Automated Judicial Decision Making
- IJLLR Journal
- Sep 22, 2024
- 1 min read
Gurjot Singh Chatrath, Symbiosis Law School, NOIDA
ABSTRACT
This research paper explores the realm of integrating artificial intelligence in statutory interpretation and judicial decision-making with a focus on how AI could streamline and make more precise judicial findings and decisions in the legal field. Statutory interpretation is crucial to the application of laws because it requires judges to weigh the legislative intent of what was written against the legal principles that must stand juxtaposed against the socio- economic needs of the people. AI tools can help in the automation of legal research, pattern recognition, and predictive analysis to aid the judge in sifting through all the necessary information and legal precedence to make more informed judgments. The research mainly focuses on the promise of AI to improve research for legal scenarios or interpretation of dubious laws. However, it throws forth certain ethical issues, for instance, the issue of bias in AI systems, "black box" problem, and how AI entails social inequalities, unless timely regulated.
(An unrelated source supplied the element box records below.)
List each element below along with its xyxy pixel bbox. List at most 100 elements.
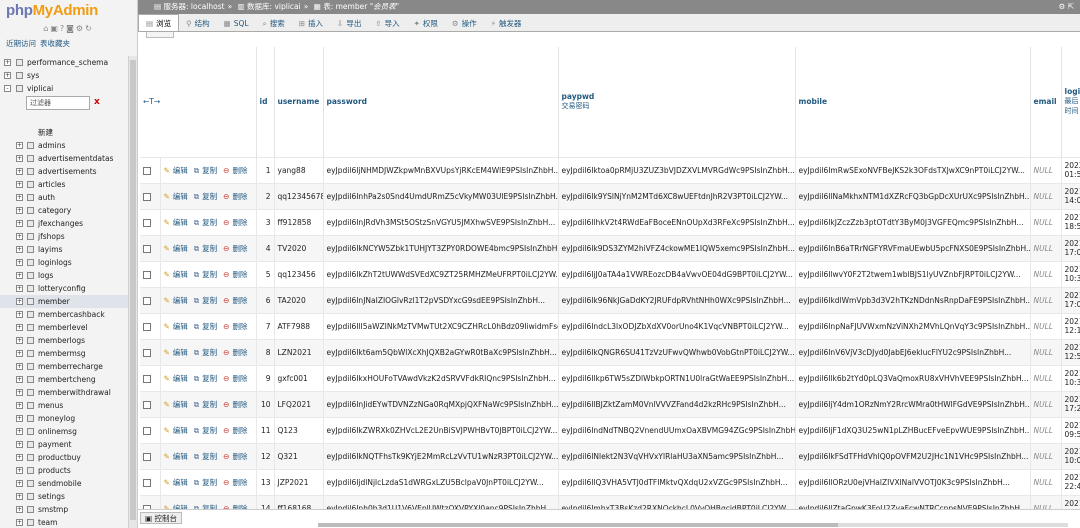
tree-database-sys[interactable]: + sys	[0, 69, 128, 82]
edit-action[interactable]: ✎ 编辑	[164, 400, 191, 409]
cell-username[interactable]: ATF7988	[274, 312, 324, 339]
cell-mobile[interactable]: eyJpdil6Ilk6b2tYd0pLQ3VaQmoxRU8xVHVhVEE9…	[795, 364, 1031, 391]
checkbox[interactable]	[143, 270, 151, 279]
edit-action[interactable]: ✎ 编辑	[164, 270, 191, 279]
expand-icon[interactable]: +	[16, 337, 23, 344]
checkbox[interactable]	[143, 192, 151, 201]
tab-8[interactable]: ⚙ 操作	[445, 15, 484, 32]
cell-mobile[interactable]: eyJpdil6IkFSdTFHdVhlQ0pOVFM2U2JHc1N1VHc9…	[795, 442, 1031, 469]
cell-paypwd[interactable]: eyJpdil6IjJ0aTA4a1VWREozcDB4aVwvOE04dG9B…	[558, 260, 796, 287]
cell-password[interactable]: eyJpdil6IkNCYW5Zbk1TUHJYT3ZPY0RDOWE4bmc9…	[323, 234, 559, 261]
copy-action[interactable]: ⧉ 复制	[194, 296, 220, 305]
cell-email[interactable]: NULL	[1030, 312, 1062, 339]
delete-action[interactable]: ⊖ 删除	[223, 478, 250, 487]
expand-icon[interactable]: +	[4, 59, 11, 66]
cell-login[interactable]: 2021 17:0	[1061, 286, 1080, 313]
tree-table-logs[interactable]: + logs	[0, 269, 128, 282]
expand-icon[interactable]: +	[16, 519, 23, 526]
checkbox[interactable]	[143, 166, 151, 175]
phpmyadmin-logo[interactable]: phpMyAdmin	[0, 0, 137, 24]
cell-login[interactable]: 2021 12:1	[1061, 312, 1080, 339]
cell-email[interactable]: NULL	[1030, 442, 1062, 469]
expand-icon[interactable]: +	[16, 454, 23, 461]
reload-icon[interactable]: ↻	[85, 24, 94, 33]
copy-action[interactable]: ⧉ 复制	[194, 322, 220, 331]
checkbox[interactable]	[143, 374, 151, 383]
cell-login[interactable]: 2021 10:0	[1061, 442, 1080, 469]
cell-paypwd[interactable]: eyJpdil6Ik96NkJGaDdKY2JRUFdpRVhtNHh0WXc9…	[558, 286, 796, 313]
row-checkbox[interactable]	[140, 286, 161, 313]
cell-paypwd[interactable]: eyJpdil6Ik9YSlNjYnM2MTd6XC8wUEFtdnJhR2V3…	[558, 182, 796, 209]
cell-email[interactable]: NULL	[1030, 234, 1062, 261]
edit-action[interactable]: ✎ 编辑	[164, 478, 191, 487]
tab-0[interactable]: ▤ 浏览	[138, 14, 180, 31]
delete-action[interactable]: ⊖ 删除	[223, 270, 250, 279]
tree-database-viplicai[interactable]: - viplicai	[0, 82, 128, 95]
expand-icon[interactable]: +	[4, 72, 11, 79]
cell-id[interactable]: 9	[256, 364, 275, 391]
cell-login[interactable]: 2021 12:5	[1061, 338, 1080, 365]
copy-action[interactable]: ⧉ 复制	[194, 452, 220, 461]
breadcrumb-server[interactable]: localhost	[191, 2, 225, 11]
tab-1[interactable]: ⚲ 结构	[179, 15, 217, 32]
tree-table-smstmp[interactable]: + smstmp	[0, 503, 128, 516]
tree-database-performance_schema[interactable]: + performance_schema	[0, 56, 128, 69]
tab-4[interactable]: ⊞ 插入	[292, 15, 330, 32]
cell-login[interactable]: 2021 10:3	[1061, 260, 1080, 287]
delete-action[interactable]: ⊖ 删除	[223, 426, 250, 435]
cell-paypwd[interactable]: eyJpdil6IndcL3lxODJZbXdXV0orUno4K1VqcVNB…	[558, 312, 796, 339]
cell-mobile[interactable]: eyJpdil6IlORzU0ejVHalZIVXlNalVVOTJ0K3c9P…	[795, 468, 1031, 495]
edit-action[interactable]: ✎ 编辑	[164, 426, 191, 435]
horizontal-scrollbar[interactable]	[318, 523, 1068, 527]
checkbox[interactable]	[143, 426, 151, 435]
cell-login[interactable]: 2021 14:0	[1061, 182, 1080, 209]
cell-paypwd[interactable]: eyJpdil6ImhxT3BsKzd2RXNQckhcL0VyOHBqcjdB…	[558, 494, 796, 509]
cell-email[interactable]: NULL	[1030, 468, 1062, 495]
tree-table-jfexchanges[interactable]: + jfexchanges	[0, 217, 128, 230]
edit-action[interactable]: ✎ 编辑	[164, 244, 191, 253]
cell-username[interactable]: qq12345678	[274, 182, 324, 209]
checkbox[interactable]	[143, 400, 151, 409]
copy-action[interactable]: ⧉ 复制	[194, 426, 220, 435]
cell-mobile[interactable]: eyJpdil6IjY4dm1ORzNmY2RrcWMra0tHWlFGdVE9…	[795, 390, 1031, 417]
cell-id[interactable]: 5	[256, 260, 275, 287]
tree-table-jfshops[interactable]: + jfshops	[0, 230, 128, 243]
expand-icon[interactable]: +	[16, 324, 23, 331]
expand-icon[interactable]: +	[16, 480, 23, 487]
cell-id[interactable]: 4	[256, 234, 275, 261]
cell-id[interactable]: 8	[256, 338, 275, 365]
cell-login[interactable]: 2022 01:5	[1061, 156, 1080, 183]
cell-email[interactable]: NULL	[1030, 182, 1062, 209]
cell-login[interactable]: 2021 18:5	[1061, 208, 1080, 235]
cell-mobile[interactable]: eyJpdil6InpNaFJUVWxmNzViNXh2MVhLQnVqY3c9…	[795, 312, 1031, 339]
tree-table-membercashback[interactable]: + membercashback	[0, 308, 128, 321]
expand-icon[interactable]: +	[16, 259, 23, 266]
breadcrumb-database[interactable]: viplicai	[274, 2, 300, 11]
delete-action[interactable]: ⊖ 删除	[223, 192, 250, 201]
new-table-link[interactable]: 新建	[0, 126, 128, 139]
delete-action[interactable]: ⊖ 删除	[223, 218, 250, 227]
cell-username[interactable]: TA2020	[274, 286, 324, 313]
tab-5[interactable]: ⇩ 导出	[330, 15, 368, 32]
cell-password[interactable]: eyJpdil6IjdlNjlcLzdaS1dWRGxLZU5BclpaV0Jn…	[323, 468, 559, 495]
cell-paypwd[interactable]: eyJpdil6IlBJZktZamM0VnlVVVZFand4d2kzRHc9…	[558, 390, 796, 417]
tree-table-payment[interactable]: + payment	[0, 438, 128, 451]
cell-password[interactable]: eyJpdil6IkZWRXk0ZHVcL2E2UnBiSVJPWHBvT0JB…	[323, 416, 559, 443]
delete-action[interactable]: ⊖ 删除	[223, 452, 250, 461]
column-header-username[interactable]: username	[274, 47, 324, 157]
cell-id[interactable]: 7	[256, 312, 275, 339]
expand-icon[interactable]: +	[16, 415, 23, 422]
row-checkbox[interactable]	[140, 260, 161, 287]
expand-icon[interactable]: +	[16, 246, 23, 253]
cell-email[interactable]: NULL	[1030, 390, 1062, 417]
row-checkbox[interactable]	[140, 208, 161, 235]
cell-login[interactable]: 2021 10:3	[1061, 364, 1080, 391]
cell-password[interactable]: eyJpdil6IkxHOUFoTVAwdVkzK2dSRVVFdkRIQnc9…	[323, 364, 559, 391]
cell-email[interactable]: NULL	[1030, 156, 1062, 183]
tree-table-membertcheng[interactable]: + membertcheng	[0, 373, 128, 386]
delete-action[interactable]: ⊖ 删除	[223, 166, 250, 175]
copy-action[interactable]: ⧉ 复制	[194, 478, 220, 487]
cell-password[interactable]: eyJpdil6IlI5aWZINkMzTVMwTUt2XC9CZHRcL0hB…	[323, 312, 559, 339]
copy-action[interactable]: ⧉ 复制	[194, 166, 220, 175]
expand-icon[interactable]: +	[16, 155, 23, 162]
The paper is of the view that though AI would rationalize the decision-making process, it cannot replace human judges because judgments need moral reasoning besides keeping in view the context of society. Some suggestions suggested as countermeasures include increased transparency, diversified training data for AI, regular auditing for the detection of biases and their mitigation, and so on. AI is viewed more as an aid towards the human judges rather than a replacement, bringing justice and keeping to the base values of fairness and impartiality for everyone involved.
Keywords: artificial intelligence, statutory interpretation, judicial decision- making, predictive analysis, legal research, AI bias, transparency, automated decision-making, ethics in AI.